Plus de 120.000 opérateurs économiques inscrits au fichier national des fraudeurs auteurs d'infractions graves

A picture taken on November 25, 2008 show the main seaport of Algiers. Dubai's port operator DP World has signed an agreement with the Algerian government to take over operations in the ports of Algiers and Djen-Djen, and committed 108 million US dollars (84 million euros) to develop the two facilities. The 50-50 shareholding joint venture with the authorities of the two ports will give DP World a 30 year concession at each facility, which will be run by the Dubai operator. AFP PHOTO/FAYEZ NUREL
FAYEZ NURELDINE via Getty Images
A picture taken on November 25, 2008 show the main seaport of Algiers. Dubai's port operator DP World has signed an agreement with the Algerian government to take over operations in the ports of Algiers and Djen-Djen, and committed 108 million US dollars (84 million euros) to develop the two facilities. The 50-50 shareholding joint venture with the authorities of the two ports will give DP World a 30 year concession at each facility, which will be run by the Dubai operator. AFP PHOTO/FAYEZ NUREL

Le ministre des Finances, Abderrahmane Raouia a fait état, dimanche devant les membres de l'Assemblée populaire nationale (APN), de plus de 120.000 opérateurs économiques inscrits au fichier national des fraudeurs auteurs d'infractions graves aux législations et réglementations fiscales, commerciales, douanières, bancaires et financières.

En réponse aux députés lors du débat sur la loi portant Règlement budgétaire de l'année 2015, le ministre a indiqué que ces fraudeurs sont exclus des transactions commerciales extérieures (import/export), de la participation aux marchés publics et des avantages accordés aux investisseurs en application des dispositions de la loi de Finances complémentaires de 2009.
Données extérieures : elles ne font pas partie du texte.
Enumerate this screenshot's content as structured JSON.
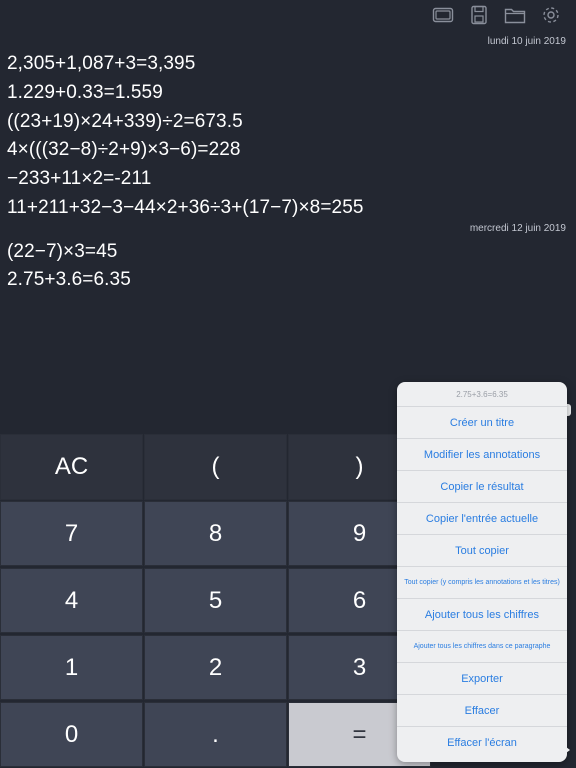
{
  "toolbar": {
    "icons": [
      "screen-icon",
      "save-icon",
      "folder-icon",
      "gear-icon"
    ]
  },
  "history": {
    "groups": [
      {
        "date": "lundi 10 juin 2019",
        "lines": [
          "2,305+1,087+3=3,395",
          "1.229+0.33=1.559",
          "((23+19)×24+339)÷2=673.5",
          "4×(((32−8)÷2+9)×3−6)=228",
          "−233+11×2=-211",
          "11+211+32−3−44×2+36÷3+(17−7)×8=255"
        ]
      },
      {
        "date": "mercredi 12 juin 2019",
        "lines": [
          "(22−7)×3=45",
          "2.75+3.6=6.35"
        ]
      }
    ]
  },
  "keypad": {
    "keys": [
      "AC",
      "(",
      ")",
      "7",
      "8",
      "9",
      "4",
      "5",
      "6",
      "1",
      "2",
      "3",
      "0",
      ".",
      "="
    ]
  },
  "popup": {
    "header": "2.75+3.6=6.35",
    "items": [
      "Créer un titre",
      "Modifier les annotations",
      "Copier le résultat",
      "Copier l'entrée actuelle",
      "Tout copier",
      "Tout copier (y compris les annotations et les titres)",
      "Ajouter tous les chiffres",
      "Ajouter tous les chiffres dans ce paragraphe",
      "Exporter",
      "Effacer",
      "Effacer l'écran"
    ]
  }
}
Outre ce fichier, l'Administration fiscale a pris plusieurs mesures pour faire face à la fraude et à l'évasion fiscale, notamment la multiplication du nombre des contrôleurs fiscaux, la réorientation du contrôle vers les données au niveau des services, l'intensification des interventions, l'introduction de nouveaux procédés comme le contrôle inopiné outre le suivi des dossiers d'importance majeur ou à grand risque, précise M. Raouia.

A ce propos, il a été procédé au renforcement de la coopération entre les services fiscaux et les autres services concernés par la lutte contre la fraude et l'évasion fiscales à travers l'échange d'informations, principalement avec les Douanes, le Centre national du Registre national du commerce (CNRC) et la Banque d'Algérie (BA).
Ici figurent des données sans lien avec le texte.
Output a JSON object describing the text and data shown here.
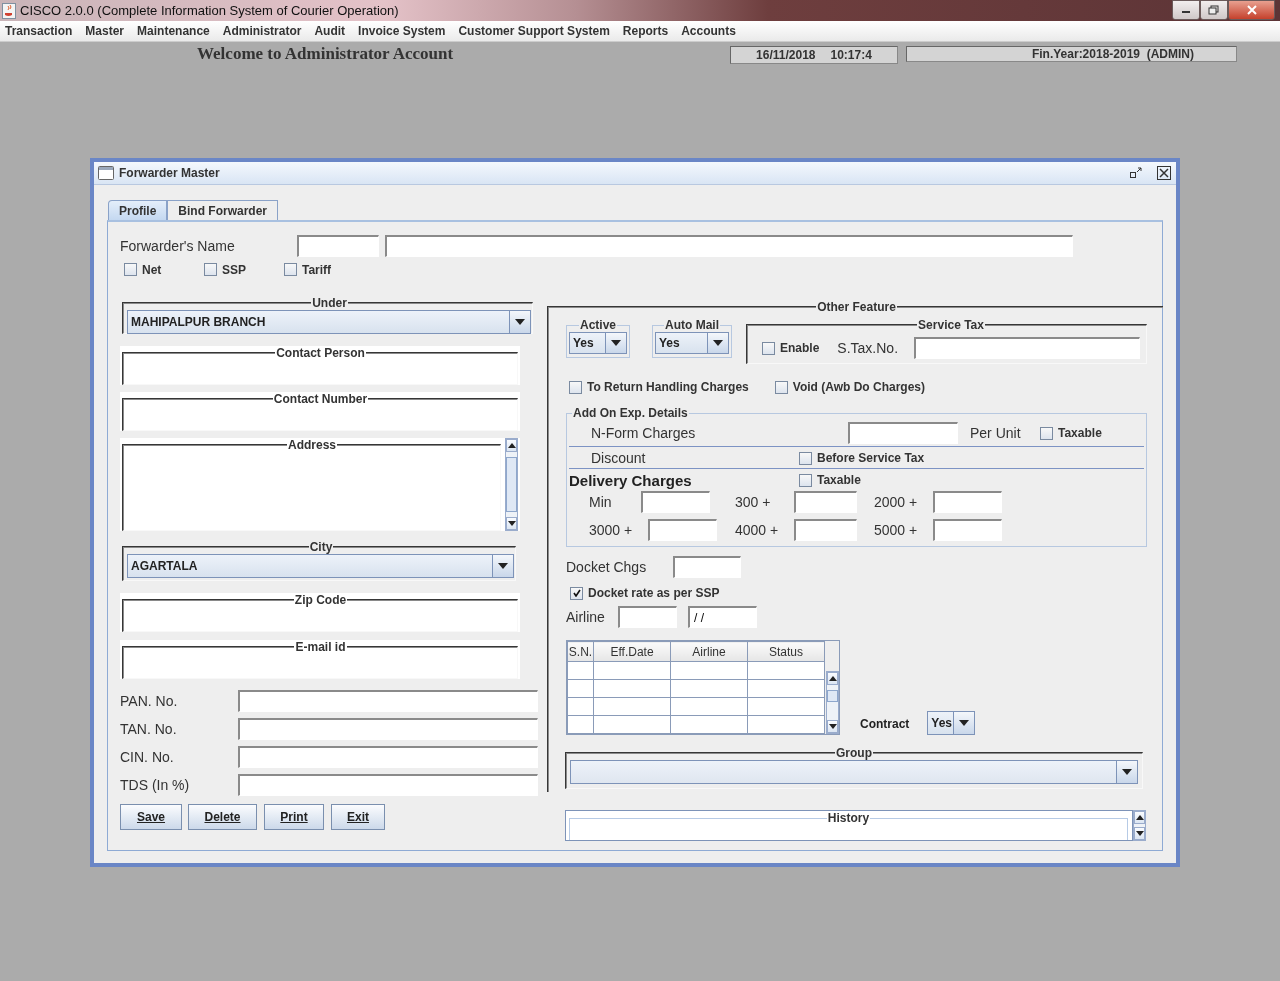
{
  "app_window": {
    "title": "CISCO 2.0.0 (Complete Information System of Courier Operation)"
  },
  "menu": [
    "Transaction",
    "Master",
    "Maintenance",
    "Administrator",
    "Audit",
    "Invoice System",
    "Customer Support System",
    "Reports",
    "Accounts"
  ],
  "welcome": "Welcome to Administrator Account",
  "status": {
    "date": "16/11/2018",
    "time": "10:17:4",
    "fin_year": "Fin.Year:2018-2019  (ADMIN)"
  },
  "dialog": {
    "title": "Forwarder Master",
    "tabs": [
      {
        "label": "Profile",
        "selected": true
      },
      {
        "label": "Bind Forwarder",
        "selected": false
      }
    ]
  },
  "profile": {
    "name_label": "Forwarder's Name",
    "flags": [
      {
        "label": "Net",
        "checked": false
      },
      {
        "label": "SSP",
        "checked": false
      },
      {
        "label": "Tariff",
        "checked": false
      }
    ],
    "under": {
      "legend": "Under",
      "value": "MAHIPALPUR BRANCH"
    },
    "contact_person": {
      "legend": "Contact Person"
    },
    "contact_number": {
      "legend": "Contact Number"
    },
    "address": {
      "legend": "Address"
    },
    "city": {
      "legend": "City",
      "value": "AGARTALA"
    },
    "zip_code": {
      "legend": "Zip Code"
    },
    "email": {
      "legend": "E-mail id"
    },
    "ids": [
      {
        "label": "PAN. No."
      },
      {
        "label": "TAN. No."
      },
      {
        "label": "CIN. No."
      },
      {
        "label": "TDS (In %)"
      }
    ],
    "buttons": [
      "Save",
      "Delete",
      "Print",
      "Exit"
    ]
  },
  "other": {
    "legend": "Other Feature",
    "active": {
      "legend": "Active",
      "value": "Yes"
    },
    "auto_mail": {
      "legend": "Auto Mail",
      "value": "Yes"
    },
    "service_tax": {
      "legend": "Service Tax",
      "enable": {
        "label": "Enable",
        "checked": false
      },
      "number_label": "S.Tax.No."
    },
    "options": [
      {
        "label": "To Return Handling Charges",
        "checked": false
      },
      {
        "label": "Void (Awb Do Charges)",
        "checked": false
      }
    ],
    "add_on": {
      "legend": "Add On Exp. Details",
      "nform_label": "N-Form Charges",
      "per_unit": "Per Unit",
      "nform_taxable": {
        "label": "Taxable",
        "checked": false
      },
      "discount_label": "Discount",
      "before_tax": {
        "label": "Before Service Tax",
        "checked": false
      },
      "delivery_label": "Delivery Charges",
      "delivery_taxable": {
        "label": "Taxable",
        "checked": false
      },
      "slabs": [
        "Min",
        "300 +",
        "2000 +",
        "3000 +",
        "4000 +",
        "5000 +"
      ]
    },
    "docket_label": "Docket Chgs",
    "docket_ssp": {
      "label": "Docket rate as per SSP",
      "checked": true
    },
    "airline": {
      "label": "Airline",
      "date_value": "/ /"
    },
    "table": {
      "columns": [
        "S.N.",
        "Eff.Date",
        "Airline",
        "Status"
      ]
    },
    "contract": {
      "label": "Contract",
      "value": "Yes"
    },
    "group": {
      "legend": "Group"
    },
    "history": {
      "legend": "History"
    }
  }
}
Au plan international, l'échange d'informations est régulier, notamment avec les pays avec lesquels l'Algérie a signé des conventions de coopération fiscale, a-t-il ajouté.

Cependant, des mesures supplémentaires sont nécessaires pour faire face à la fraude et à l'évasion fiscales, a ajouté le ministre évoquant l'introduction des nouvelles technologies et l'imposition de la facturation à toutes les transaction commerciales.

Le ministre a affirmé que la lutte contre ce phénomène est une "priorité" pour les pouvoirs publics.